The Forever Story – JID ★★★★½

2022The Forever StoryJID★★★★½89Hip-Hop

Whether it’s rapping on his own albums, as a feature or part of a collaboration, I think JID has pound-for-pound become the most consistently high-performing hip-hop artist out there today. 

Sure, when Kendrick Lamar releases something it’s still an event that demands your attention unlike almost anyone else. And there are guys like Tyler The Creator, who’s multi-faceted creativity as an artist — from his instantly recognizable brand of produced to varying personas through the years — has constantly pushed musical boundaries in the genre. And there’s Vince Staples, who every year puts out a solid, subtle, smart record that just works. 

But JID does not miss these days. The Forever Story is somehow only JIDs third solo record, and his first since 2018. But in the time since then, his few features a year routinely dominate other rappers on tracks. That’s on display throughout his 2022 release. 

His spit-fire delivery is up there among the most technical rappers we’ve had, and grabs hold of you with ease in a way few others can. The way he intricately weaves his words and themes together is rivaled only by the best wordsmiths out there. And he can smoothly ride an ever-changing beat with supreme confidence, energy and varying vocal inflections. Plus, he just sounds cool as shit saying most of the things he comes up with. 

This new album is an absolute powerhouse that fully showcases JID’s skill and ability as a lyricist, a crafter of rhymes and lines. The production is essentially perfection for that task, bringing underground feelings of grit and rawness while also placing moments of more soulfulness, vocal samples, softer R&B stylings and classical music precisely at the best times. 
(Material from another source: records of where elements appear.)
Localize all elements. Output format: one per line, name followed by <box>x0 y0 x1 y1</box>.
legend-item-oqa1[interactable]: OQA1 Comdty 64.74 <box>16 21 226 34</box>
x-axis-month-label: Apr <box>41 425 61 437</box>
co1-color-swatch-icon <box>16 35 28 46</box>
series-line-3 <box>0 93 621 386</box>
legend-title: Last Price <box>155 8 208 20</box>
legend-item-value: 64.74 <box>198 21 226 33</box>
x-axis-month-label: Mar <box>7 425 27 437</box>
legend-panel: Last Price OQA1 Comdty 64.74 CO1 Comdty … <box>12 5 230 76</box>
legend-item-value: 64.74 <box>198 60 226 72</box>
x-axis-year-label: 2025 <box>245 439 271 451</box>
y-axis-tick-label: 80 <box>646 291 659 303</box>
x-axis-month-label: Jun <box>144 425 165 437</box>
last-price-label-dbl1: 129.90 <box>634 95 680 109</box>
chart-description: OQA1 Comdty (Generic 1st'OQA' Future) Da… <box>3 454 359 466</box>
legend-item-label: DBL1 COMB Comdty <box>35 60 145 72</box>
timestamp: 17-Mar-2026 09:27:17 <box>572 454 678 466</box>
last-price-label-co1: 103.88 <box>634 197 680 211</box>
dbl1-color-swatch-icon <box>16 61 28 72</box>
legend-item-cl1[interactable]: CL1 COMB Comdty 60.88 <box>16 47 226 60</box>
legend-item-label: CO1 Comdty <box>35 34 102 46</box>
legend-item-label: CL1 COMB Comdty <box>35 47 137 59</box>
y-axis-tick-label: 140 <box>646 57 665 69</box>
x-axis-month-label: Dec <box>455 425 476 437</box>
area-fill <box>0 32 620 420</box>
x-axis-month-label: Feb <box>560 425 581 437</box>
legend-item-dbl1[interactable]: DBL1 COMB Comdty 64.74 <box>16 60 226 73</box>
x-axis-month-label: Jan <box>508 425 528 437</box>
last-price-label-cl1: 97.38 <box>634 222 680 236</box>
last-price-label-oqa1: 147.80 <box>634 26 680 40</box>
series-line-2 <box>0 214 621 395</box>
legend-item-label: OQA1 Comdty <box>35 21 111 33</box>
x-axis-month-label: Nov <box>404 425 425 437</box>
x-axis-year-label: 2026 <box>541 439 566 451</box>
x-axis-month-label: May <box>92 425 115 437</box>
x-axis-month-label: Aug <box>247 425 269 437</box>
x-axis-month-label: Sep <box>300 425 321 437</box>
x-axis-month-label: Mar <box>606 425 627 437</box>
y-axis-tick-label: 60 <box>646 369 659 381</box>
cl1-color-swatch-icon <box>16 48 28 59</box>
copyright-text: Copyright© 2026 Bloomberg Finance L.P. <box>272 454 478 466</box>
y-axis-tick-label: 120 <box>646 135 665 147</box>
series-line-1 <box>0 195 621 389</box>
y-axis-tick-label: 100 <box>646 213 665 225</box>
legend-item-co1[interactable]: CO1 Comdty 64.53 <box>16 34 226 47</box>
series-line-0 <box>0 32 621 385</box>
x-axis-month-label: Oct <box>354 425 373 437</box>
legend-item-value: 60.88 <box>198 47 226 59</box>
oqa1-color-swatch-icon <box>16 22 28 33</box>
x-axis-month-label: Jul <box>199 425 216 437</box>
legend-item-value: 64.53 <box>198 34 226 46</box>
Every song on here is good, but “Raydar,” “Dance Now” and “Crack Sandwich” are a stellar 1-2-3 punch at the very top of the album. “Surround Sound” with 21 Savage is a fun track that lets the duo rap over a “Ms. Fat Booty” sample, appropriate for an album that later features a timeless Mos Def/Yasiin Bey verse over a beat that would fit right in as part of Black on Both Sides back in 1998. “Just In Time” brings JID and Lil Wayne together for the first time, a great pairing considering JID’s swagger, energy and even vocal quality are clearly influenced by old school, braggadocious Wayne mixtapes. The slower, more reflective and soulful tracks like “Sistanem,” with James Blake, “Can’t Make You Change” with Ari Lennox and “Kody Blu 31” help give balance to the record in a way that feels appropriate, not forced. 

I loved DiCaprio 2 in 2018, but that album’s hard hitting, sometime heavily-handed instrumentals did some of the work in making it a success, and led to more of a well-crafted mixtape feel versus an intentionally-crafted work of art. JID shows so much growth on The Forever Story, and the result is more honed in themes, a more refined, sophisticated sound and a better product overall.